Additionally, the “science” is disputed. Whenever Biden touts “listening to science,” he is implying that the science is unanimous. This is far from true. Douglas Axe, the maxwell professor of molecular biology at Biola, says that “the people who keep insisting they’re on the side of science don’t get that science is an open approach, not a list of settled dogmas.” Axe recently co-authored a book with a statistician and a philosopher titled “The Price of Panic: How the Tyranny of Experts Turned a Pandemic into a Catastrophe” that critiques the pandemic response recommendations coming from our scientific elites.

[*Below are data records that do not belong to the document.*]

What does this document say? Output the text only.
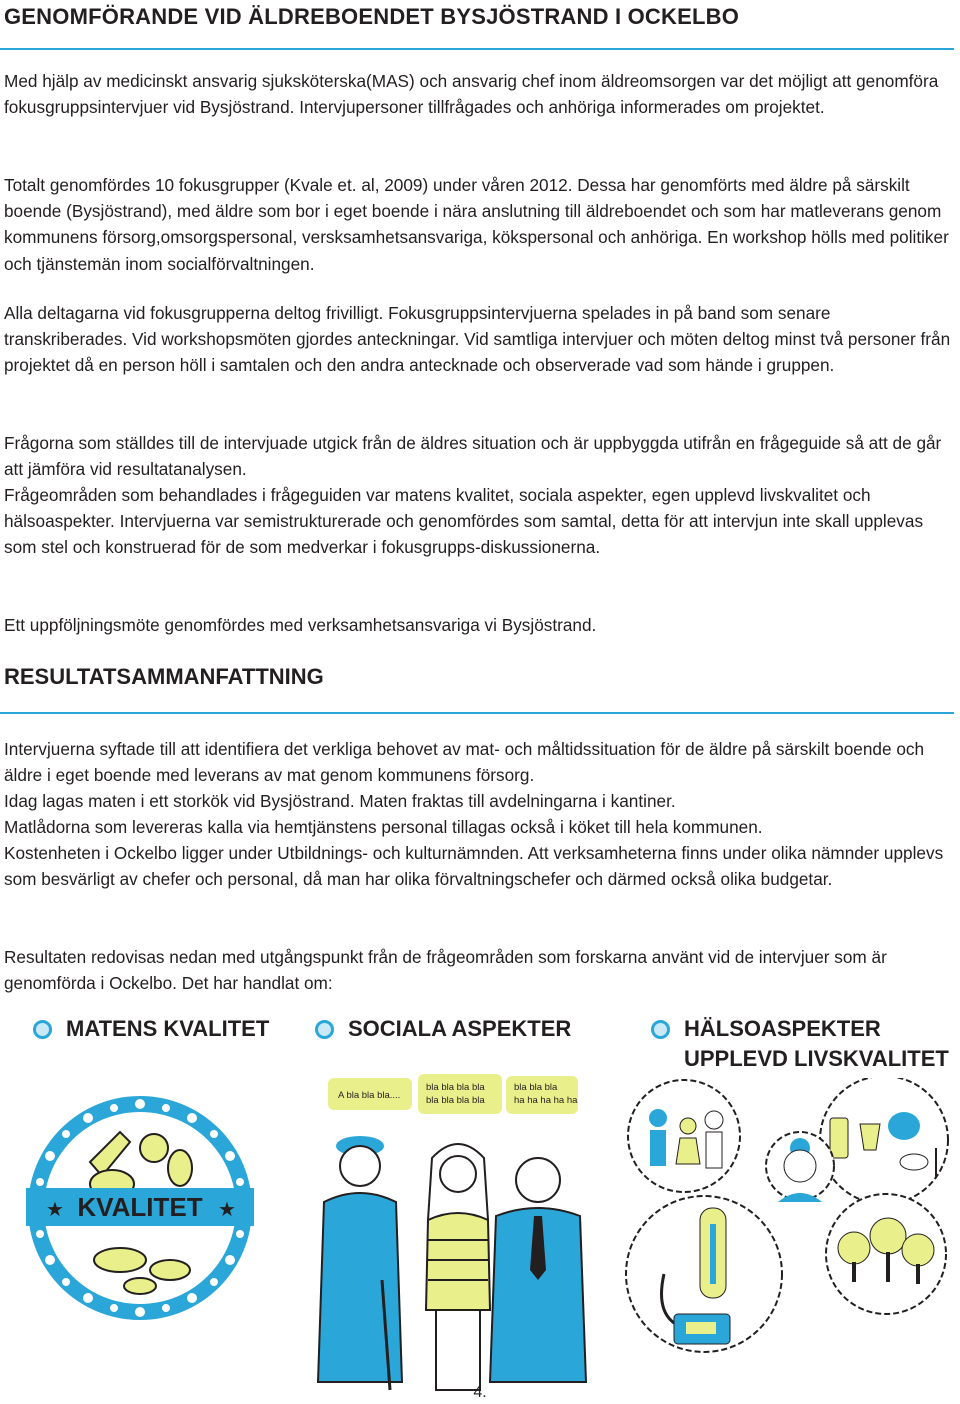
GENOMFÖRANDE VID ÄLDREBOENDET BYSJÖSTRAND I OCKELBO

Med hjälp av medicinskt ansvarig sjuksköterska(MAS) och ansvarig chef inom äldreomsorgen var det möjligt att genomföra fokusgruppsintervjuer vid Bysjöstrand. Intervjupersoner tillfrågades och anhöriga informerades om projektet.

Totalt genomfördes 10 fokusgrupper (Kvale et. al, 2009) under våren 2012. Dessa har genomförts med äldre på särskilt boende (Bysjöstrand), med äldre som bor i eget boende i nära anslutning till äldreboendet och som har matleverans genom kommunens försorg,omsorgspersonal, versksamhetsansvariga, kökspersonal och anhöriga. En workshop hölls med politiker och tjänstemän inom socialförvaltningen.

Alla deltagarna vid fokusgrupperna deltog frivilligt. Fokusgruppsintervjuerna spelades in på band som senare transkriberades. Vid workshopsmöten gjordes anteckningar. Vid samtliga intervjuer och möten deltog minst två personer från projektet då en person höll i samtalen och den andra antecknade och observerade vad som hände i gruppen.

Frågorna som ställdes till de intervjuade utgick från de äldres situation och är uppbyggda utifrån en frågeguide så att de går att jämföra vid resultatanalysen.

Frågeområden som behandlades i frågeguiden var matens kvalitet, sociala aspekter, egen upplevd livskvalitet och hälsoaspekter. Intervjuerna var semistrukturerade och genomfördes som samtal, detta för att intervjun inte skall upplevas som stel och konstruerad för de som medverkar i fokusgrupps-diskussionerna.

Ett uppföljningsmöte genomfördes med verksamhetsansvariga vi Bysjöstrand.

RESULTATSAMMANFATTNING

Intervjuerna syftade till att identifiera det verkliga behovet av mat- och måltidssituation för de äldre på särskilt boende och äldre i eget boende med leverans av mat genom kommunens försorg.

Idag lagas maten i ett storkök vid Bysjöstrand. Maten fraktas till avdelningarna i kantiner.

Matlådorna som levereras kalla via hemtjänstens personal tillagas också i köket till hela kommunen.

Kostenheten i Ockelbo ligger under Utbildnings- och kulturnämnden. Att verksamheterna finns under olika nämnder upplevs som besvärligt av chefer och personal, då man har olika förvaltningschefer och därmed också olika budgetar.

Resultaten redovisas nedan med utgångspunkt från de frågeområden som forskarna använt vid de intervjuer som är genomförda i Ockelbo. Det har handlat om:

MATENS KVALITET	SOCIALA ASPEKTER	HÄLSOASPEKTER
UPPLEVD LIVSKVALITET
KVALITET
★	★
A bla bla bla....
bla bla bla bla
bla bla bla bla
bla bla bla
ha ha ha ha ha
4.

But even if the science were unanimous, some who claim they are merely “listening to science” are using that as a convenient cover. For example, teachers unions are using the pandemic to “squeeze more money from taxpayers and put their private and public charter school competition out of business.” 

“It is much better for a politician to claim she is following science when she is closing the schoolhouse door than admit that she is in bed with the teachers’ union,” Axe said, quoting a recent Law and Liberty article.


All that being said, Biden should not throw out science. Far from it. He should just keep in mind that there are many factors at play in a pandemic response besides strictly medical. Seeing as he only chose those from the medical field for his Transition COVID-19 Advisory Board, it does not appear he understands that.

We need to be wary when the only science that is being accepted is that which fits certain political narratives. Don’t dismiss science, but don’t worship it either.